The blowers work pretty well for corn. But, not so good for protien. Don't get me wrong, they work. But, i found to fill an 800# feeder, it just wasn't worth it. Now when we went out to fill 8-9 feeders at a time, it was a lot easier on the back.


----------



## BillyG (Oct 19, 2004)

whoaa. I have never heard of this. Are you saying there is a device that loads your feeders? I am gonna have to go look for a picture.


----------



## Charles Helm (Oct 22, 2004)

BARBQ said:


> whoaa. I have never heard of this. Are you saying there is a device that loads your feeders? I am gonna have to go look for a picture.


 Here you go.

Some others.


----------



## BillyG (Oct 19, 2004)

Thanks Helm. They look like hoppers. I have never seen or heard of these. I guess I am still in the young crowd with young backs.

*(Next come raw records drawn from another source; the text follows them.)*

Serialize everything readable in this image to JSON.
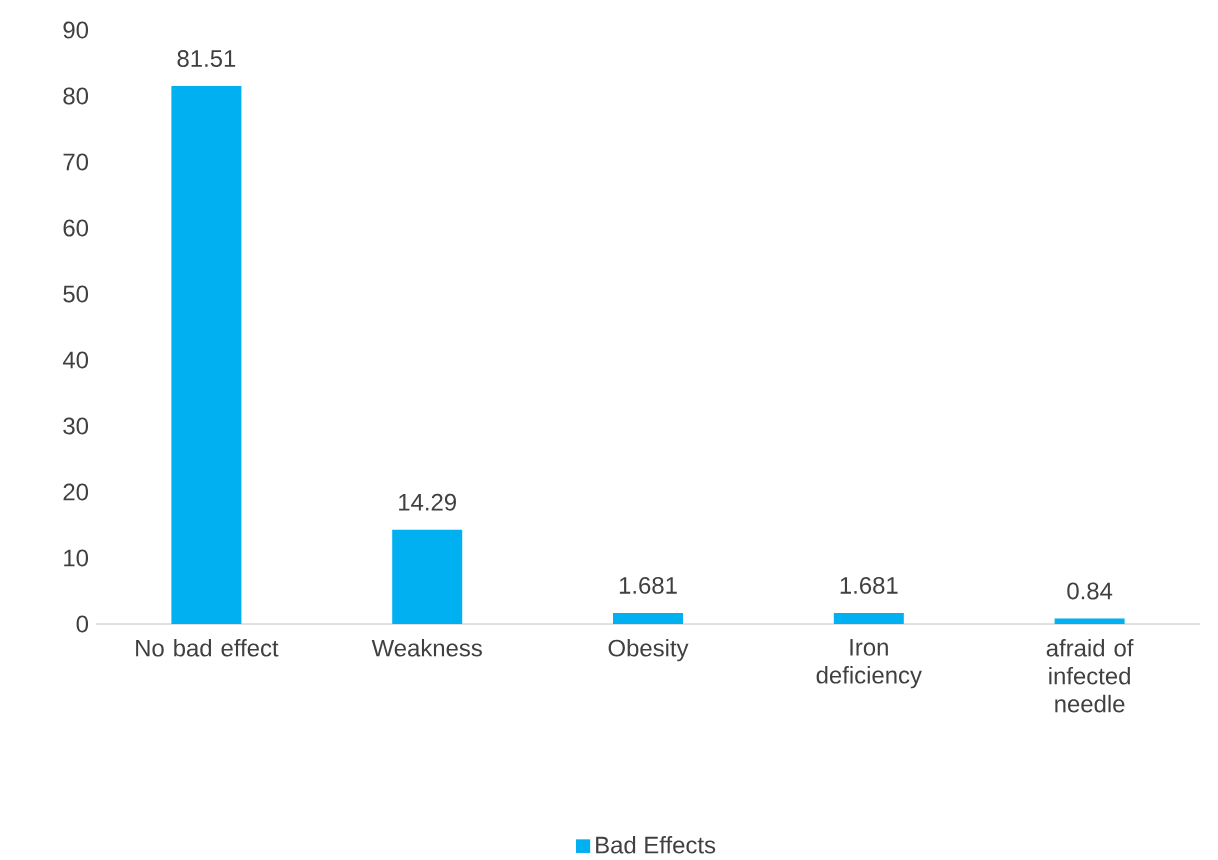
{
  "chart_data": {
    "type": "bar",
    "categories": [
      "No bad effect",
      "Weakness",
      "Obesity",
      "Iron deficiency",
      "afraid of infected needle"
    ],
    "series": [
      {
        "name": "Bad Effects",
        "color": "#00b0f0",
        "values": [
          81.51,
          14.29,
          1.681,
          1.681,
          0.84
        ],
        "value_labels": [
          "81.51",
          "14.29",
          "1.681",
          "1.681",
          "0.84"
        ]
      }
    ],
    "ylim": [
      0,
      90
    ],
    "yticks": [
      0,
      10,
      20,
      30,
      40,
      50,
      60,
      70,
      80,
      90
    ],
    "grid": false,
    "legend": "bottom"
  }
}
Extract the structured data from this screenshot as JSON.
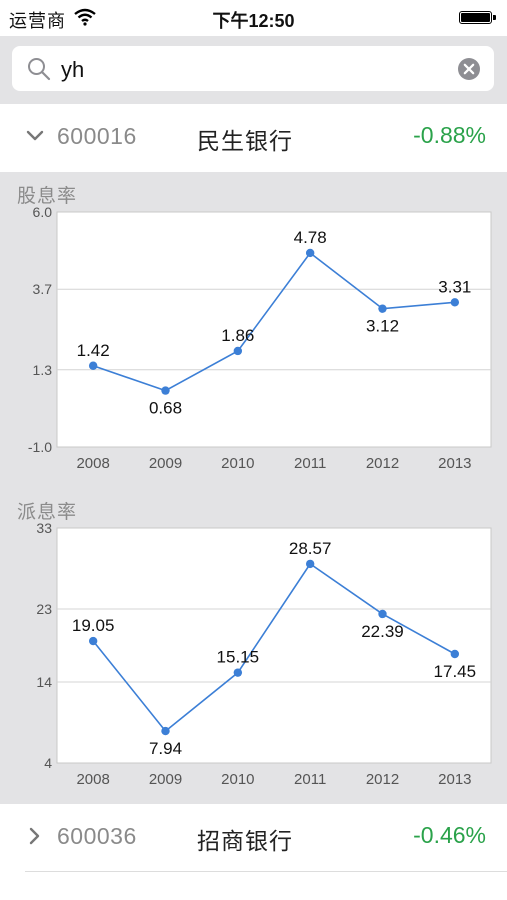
{
  "status_bar": {
    "carrier": "运营商",
    "time": "下午12:50"
  },
  "search": {
    "query": "yh"
  },
  "rows": [
    {
      "code": "600016",
      "name": "民生银行",
      "change": "-0.88%",
      "expanded": true
    },
    {
      "code": "600036",
      "name": "招商银行",
      "change": "-0.46%",
      "expanded": false
    }
  ],
  "colors": {
    "line": "#3c7fd6",
    "change_negative": "#2aa24a",
    "section_bg": "#e3e3e5"
  },
  "chart_data": [
    {
      "type": "line",
      "title": "股息率",
      "categories": [
        "2008",
        "2009",
        "2010",
        "2011",
        "2012",
        "2013"
      ],
      "values": [
        1.42,
        0.68,
        1.86,
        4.78,
        3.12,
        3.31
      ],
      "value_labels": [
        "1.42",
        "0.68",
        "1.86",
        "4.78",
        "3.12",
        "3.31"
      ],
      "label_pos": [
        "above",
        "below",
        "above",
        "above",
        "below",
        "above"
      ],
      "ylim": [
        -1.0,
        6.0
      ],
      "yticks": [
        -1.0,
        1.3,
        3.7,
        6.0
      ],
      "ytick_labels": [
        "-1.0",
        "1.3",
        "3.7",
        "6.0"
      ],
      "grid": true
    },
    {
      "type": "line",
      "title": "派息率",
      "categories": [
        "2008",
        "2009",
        "2010",
        "2011",
        "2012",
        "2013"
      ],
      "values": [
        19.05,
        7.94,
        15.15,
        28.57,
        22.39,
        17.45
      ],
      "value_labels": [
        "19.05",
        "7.94",
        "15.15",
        "28.57",
        "22.39",
        "17.45"
      ],
      "label_pos": [
        "above",
        "below",
        "above",
        "above",
        "below",
        "below"
      ],
      "ylim": [
        4,
        33
      ],
      "yticks": [
        4,
        14,
        23,
        33
      ],
      "ytick_labels": [
        "4",
        "14",
        "23",
        "33"
      ],
      "grid": true
    }
  ]
}
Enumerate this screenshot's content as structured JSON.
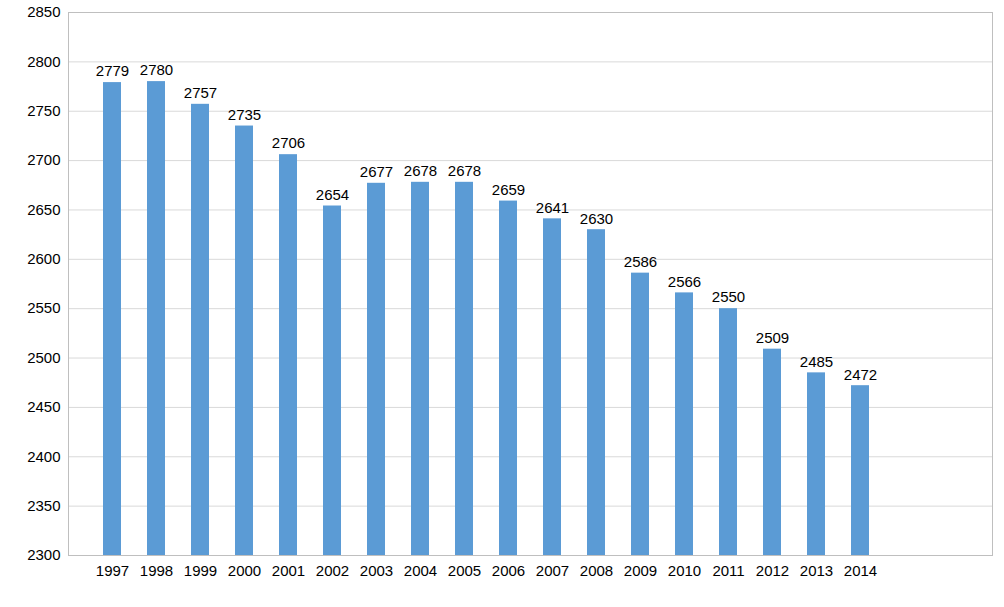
{
  "chart_data": {
    "type": "bar",
    "categories": [
      "1997",
      "1998",
      "1999",
      "2000",
      "2001",
      "2002",
      "2003",
      "2004",
      "2005",
      "2006",
      "2007",
      "2008",
      "2009",
      "2010",
      "2011",
      "2012",
      "2013",
      "2014",
      null,
      null
    ],
    "values": [
      2779,
      2780,
      2757,
      2735,
      2706,
      2654,
      2677,
      2678,
      2678,
      2659,
      2641,
      2630,
      2586,
      2566,
      2550,
      2509,
      2485,
      2472,
      null,
      null
    ],
    "color": "#5b9bd5",
    "ylim": [
      2300,
      2850
    ],
    "yticks": [
      2300,
      2350,
      2400,
      2450,
      2500,
      2550,
      2600,
      2650,
      2700,
      2750,
      2800,
      2850
    ],
    "grid": true,
    "data_labels": true
  }
}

Pretty neat.


----------



## Freshwaterman (May 21, 2004)

I've heard you can make smaller versions for the 55gallon drum style feeders with leafblowers.


----------



## Circle B BearKat (Jul 20, 2005)

*These auger wagons are awesome!*

We bought a used All Seasons 2 ton, single-axle auger wagon, and so far we have been very happy with it. I'll tell you that these things will save your back. We are now in the process replacing our feeders with the lids that you can open from the ground to eliminate the need to haul around a ladder. We only have 8 corn feeders and three protien feeders, but the wagon make the feeding task alot easier. Also, Mummies in Hondo will allow you to drop of the wagon when you are heading home & they will fill it and you can pick it back up when you head back to your property, very handy when you have a tight schedule.


----------



## fishdoc1 (May 22, 2004)

Most feed stores will come to your lease and auger the feed in for a small fee.


----------



## Mexico Hunter (May 4, 2005)

I was talking about the leaf blower type. the feed store in Mexico don't provide any services like they do in Texas. 50% tax on a wagon one is way out of our price range.

Anyone out there using a leaf blower type? Anyone made there own? I have found one picture of the inside of a 5 gallon barrel type.


----------